A Tale of Two Coffees

A Tale of Two Coffees

As winter casts its frosty spell over DS City, 'The Cozy Bean' transforms into a haven for coffee aficionados and a bustling hub where artists and data scientists converge. The Cozy Bean roasts their own coffee, to unique perfection. As rent and labor prices have soared recently, they have turned to you to help protect their profitability. Do you think you can save this beloved hotspot?


[To dive straight into the challenge, you can skip ahead to the section just before the curvy arrow. Be sure not to scroll below it.]

Evelyn, the owner of The Cozy Bean tells you that they usually buy raw coffee at a bargain by procuring coffee that must be roasted in the same week, or it will go bad. She says that they can afford to buy these perishable beans because they have highly limited roasting capabilities and the demand always surpasses their production capabilities anyway.
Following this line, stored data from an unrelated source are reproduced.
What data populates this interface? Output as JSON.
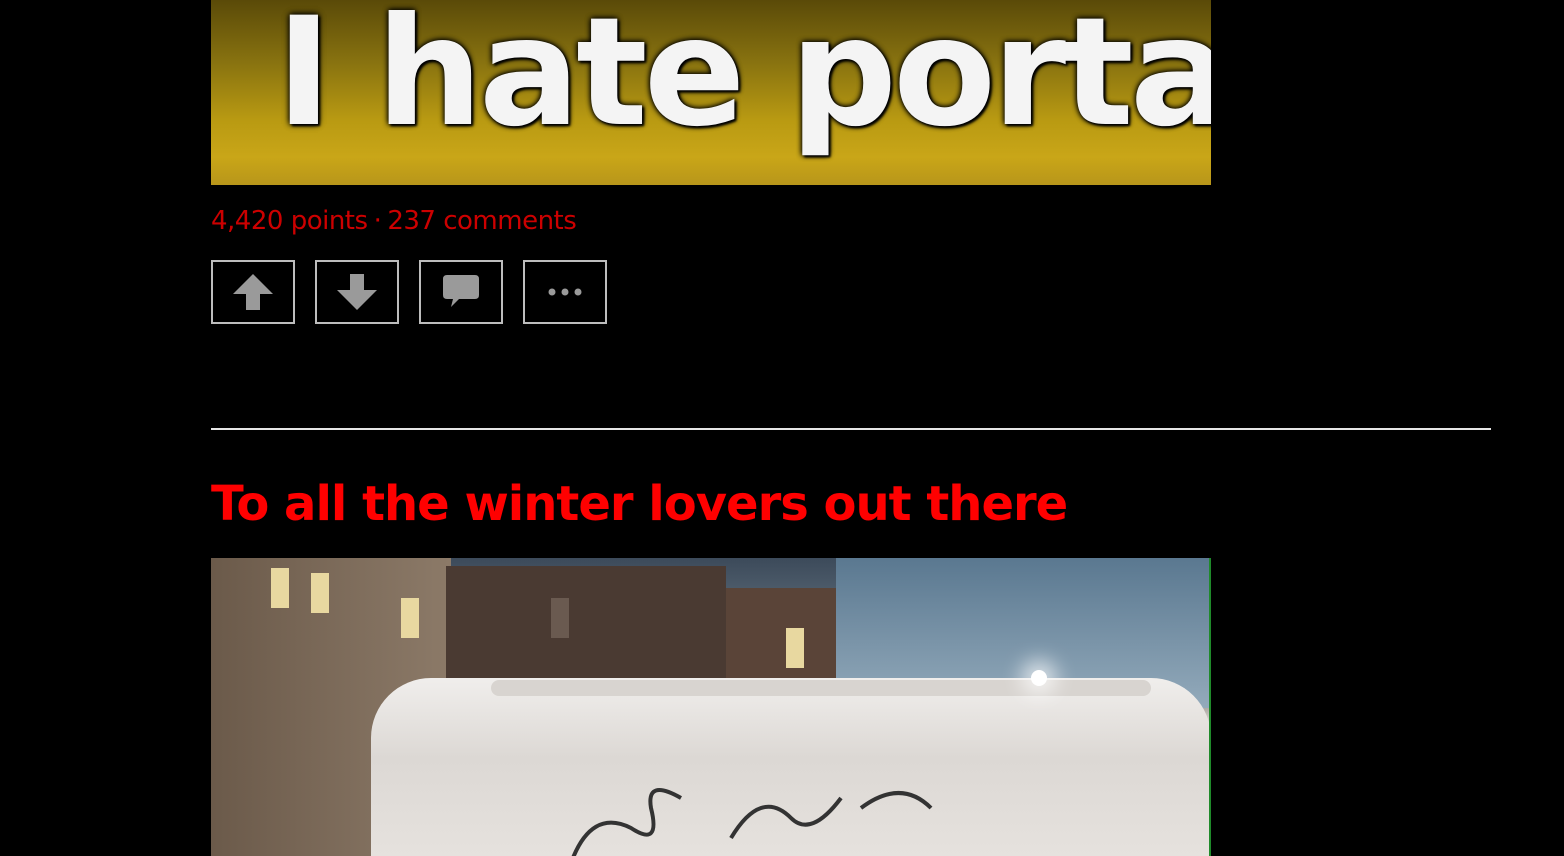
{
  "posts": [
    {
      "image_text": "I hate portals.",
      "points": "4,420 points",
      "separator": "·",
      "comments": "237 comments"
    },
    {
      "title": "To all the winter lovers out there"
    }
  ],
  "actions": {
    "upvote_icon": "arrow-up-icon",
    "downvote_icon": "arrow-down-icon",
    "comment_icon": "speech-bubble-icon",
    "more_icon": "ellipsis-icon"
  },
  "colors": {
    "background": "#000000",
    "accent": "#ff0000",
    "meta_text": "#cc0000",
    "button_border": "#bdbdbd",
    "icon": "#9a9a9a",
    "divider": "#e6e6e6"
  }
}
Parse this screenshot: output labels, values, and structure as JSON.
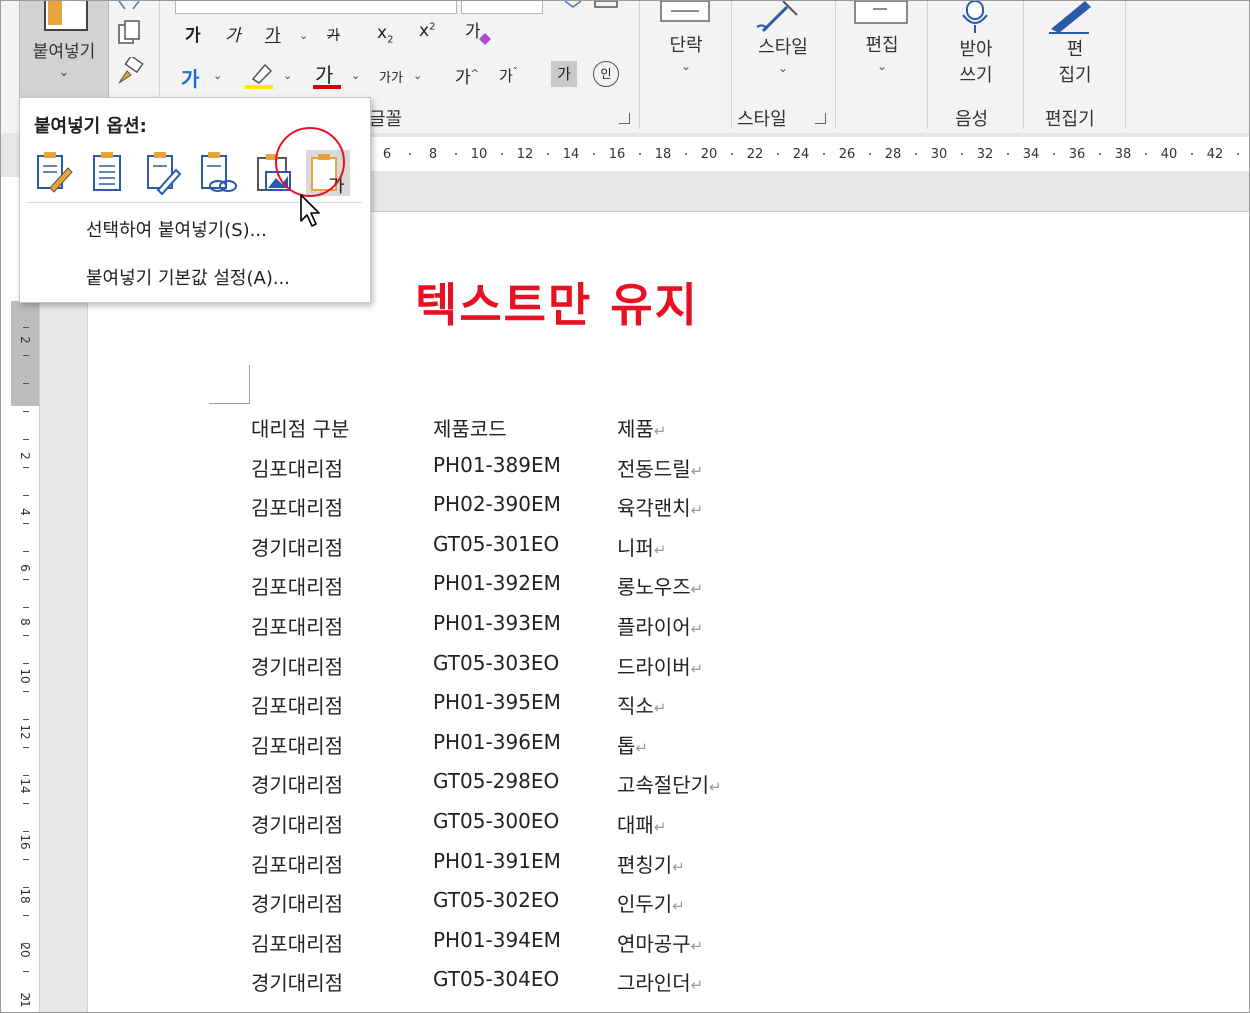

Coffee is therefore roasted just in time and is consumed in The Cozy Bean immediately.

Evelyn goes on to explain that there are two kinds of coffee beans on the market, Amber Harmony (A) and Black Velvet (B). Both cost the same, $500 per standard coffee unit (SCU). Both bring the same revenue, $5,000 per SCU. And both have the same expected roasting time of 10 hours per SCU, which is the only limiting factor for production. They can only roast for 60 hours each week and this limit cannot be extended as this would require a different business license.

You listen intently as she goes on to elaborate that the only difference between the two coffees is how their roasting times vary, based on how dry the beans are to begin with. Dryer beans roast faster, whereas wetter beans take longer.

For production reasons, roasting times are always full hours. When you ask if Evelyn has any data available on the roasting times, you're impressed to find that she has a spreadsheet going back two years. For every week, she noted down how long roasting took for the coffee that had been bought for that week.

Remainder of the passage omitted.